Aucune voix off, démerde-toi pour comprendre ce que tu vois et entends. À l’arrivée, Timothée se rend compte que le procédé met le téléspectateur à égalité avec les enquêteurs qu’on lui fait suivre. Une jeune fille, qui se plaint d’une tentative de viol, les emmène sur le théâtre du crime présumé, essaie d’expliquer l’enchaînement des gestes, et l’oubli aussi qu’elle en a. Dans la cour sordide d’un immeuble à l’abandon, deux jeunes femmes délabrées racontent l’incendie de l’appartement d’en face, depuis peu déserté. Etc. Les enquêteurs sont à l’écoute, aux aguets, ils ne veulent rien manquer et rester à distance en même temps. Parkings, centres commerciaux, ruelles, corons, terrains vagues, tous ces lieux leur sont familiers, et cependant du fait des délits qui y ont été commis leur sont à redécouvrir. Les faits, les êtres : sables mouvants, ils sont payés pour le savoir et sans cesse s’en souvenir.

Comme dans cette nouvelle de Cortázar dont Antonioni a tiré le film Blow-up, un minuscule détail de la photo devient central et oblige à relire d’un tout autre angle l’entier paysage. Les enquêteurs ont suivi une piste offerte, sont remontés d’un signalement à une dénonciation, ont arrêté, gardé à vue des jeunes gens dont certains connus de leurs services. Ils croient tenir, malgré ses dénégations, leur coupable. Mais soudain ils se heurtent à une impossibilité matérielle, s’aperçoivent du caractère mensonger de chacun des éléments à charge, dénonciation, signalement. Et les voilà ramenés à l’une de leurs cases départ, à cette cour sordide où d’ailleurs vient de se produire, quelques semaines après l’incendie de l’appartement déserté, le meurtre d’une vieille locataire. Les voilà devant les deux jeunes femmes à nouveau, Stéphanie, brune à la féminité pleine, Annie, qui s’habille et se coiffe comme pour répandre le doute qu’elle a sur son sexe.
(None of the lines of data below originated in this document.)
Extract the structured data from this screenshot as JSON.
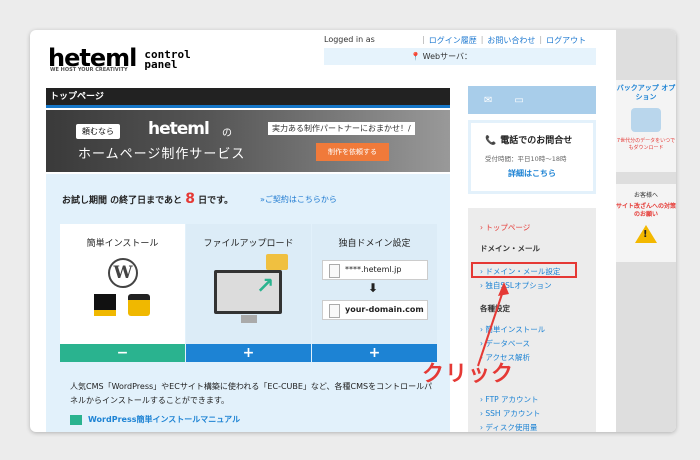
{
  "header": {
    "logo_main": "heteml",
    "logo_sub": "WE HOST YOUR CREATIVITY",
    "logo_cp": "control panel",
    "logged_in": "Logged in as",
    "links": [
      "ログイン履歴",
      "お問い合わせ",
      "ログアウト"
    ],
    "webserver": "Webサーバ："
  },
  "main": {
    "title": "トップページ",
    "banner": {
      "tag": "頼むなら",
      "logo": "heteml",
      "no": "の",
      "headline": "ホームページ制作サービス",
      "copy": "実力ある制作パートナーにおまかせ！/",
      "button": "制作を依頼する"
    },
    "trial": {
      "prefix": "お試し期間 の終了日まであと ",
      "days": "8",
      "suffix": " 日です。",
      "contract_link": "»ご契約はこちらから"
    },
    "features": [
      {
        "title": "簡単インストール",
        "button": "−"
      },
      {
        "title": "ファイルアップロード",
        "button": "+"
      },
      {
        "title": "独自ドメイン設定",
        "button": "+"
      }
    ],
    "domain_example_1": "****.heteml.jp",
    "domain_example_2": "your-domain.com",
    "description": "人気CMS「WordPress」やECサイト構築に使われる「EC-CUBE」など、各種CMSをコントロールパネルからインストールすることができます。",
    "manual_link": "WordPress簡単インストールマニュアル"
  },
  "sidebar": {
    "contact_title": "電話でのお問合せ",
    "contact_hours": "受付時間：平日10時〜18時",
    "contact_link": "詳細はこちら",
    "nav_top": "› トップページ",
    "section_domain": "ドメイン・メール",
    "domain_items": [
      "› ドメイン・メール設定",
      "› 独自SSLオプション"
    ],
    "section_settings": "各種設定",
    "settings_items": [
      "› 簡単インストール",
      "› データベース",
      "› アクセス解析",
      "› FTP アカウント",
      "› SSH アカウント",
      "› ディスク使用量"
    ]
  },
  "ads": {
    "backup_title": "バックアップ オプション",
    "backup_note": "7世代分のデータをいつでもダウンロード",
    "warn_top": "お客様へ",
    "warn_title": "サイト改ざんへの対策のお願い"
  },
  "annotation": {
    "click": "クリック",
    "color": "#e53935"
  }
}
Stéphanie et Annie vivent ensemble, d’amour et d’allocations minimales. Annie sue le mal-être, et même le malheur. Stéphanie, mère d’un enfant qu’on ne verra jamais, paraît moins enfoncée dans et par l’alcool, la drogue et les galères. Elles concèdent à présent que l’incendie, l’autre fois, c’était elles, pour dissimuler leur entrée par effraction dans l’appartement abandonné. Mais le meurtre, non, jamais. Puis elles admettent être montées chez la vieille, ok, mais après coup, pour récupérer le possible, jusqu’à des produits d’entretien. Puis qu’hélas, elles avaient passé l’après-midi à picoler dans la cour, et que l’idée leur était venue d’aller demander un peu d’argent à la vieille, et qu’il s’était produit une dispute, un accident. Puis… Toboggan des aveux, vertigineux. À la fin, reconstitution sur place. Annie est d’une précision brusquement volubile, elle avait allumé tel bouton, ainsi redressé l’oreiller, elle avait mis son genou droit sur le ventre de la vieille, Stéphanie les mains autour du cou. Comme ça. Mais si. L’autre essaie de ne pas tomber tout à fait, de se raccrocher à d’infimes détails, de passer pour celle qui a suivi, subi. (Les Assises, d’ailleurs, ne la condamneront pas à une aussi lourde peine que sa compagne. Peut-être au bénéfice de sa maternité, d’une homosexualité plus masquée, moins dérangeante.)

Dans Roubaix, commissariat central le trouble vient de partout. Annie et Stéphanie racontent en vacillant leur vacillement de la rêverie avinée à l’horreur, et les enquêteurs ont montré à la caméra les vacillements, et même les errements de leur réflexion, de leurs interprétations… Dans la série Engrenages (huit épisodes sur Canal +), la tension a une même source : l’incertitude des êtres. La galerie est on ne peut plus classique : policiers, magistrats, journalistes, malfrats. Mais dans chaque fruit, un ver - l’hésitation. La violence qui sourd de chaque séquence, ne tient pas à l’hémoglobine répandue (encore qu’il y en ait parfois), ou aux décibels instillés dans les répliques. L’homme ici n’est pas un robot sachant. Qu’ils visent à défendre ou à transgresser la loi, à arrondir leur fortune, à élargir leur pouvoir, à booster leur carrière, ou à respecter leur image d’eux-mêmes, les personnages, continûment contraints à l’action par l’action des autres, font des choix dont ils doutent souvent de la pertinence… Rien n’émeut plus Timothée, vient-il de comprendre, que le spectacle de la dialectique à l’œuvre.

Vertiges et engrenages Par François Salvaing
Le Matricule des Anges n°95 , juillet 2008.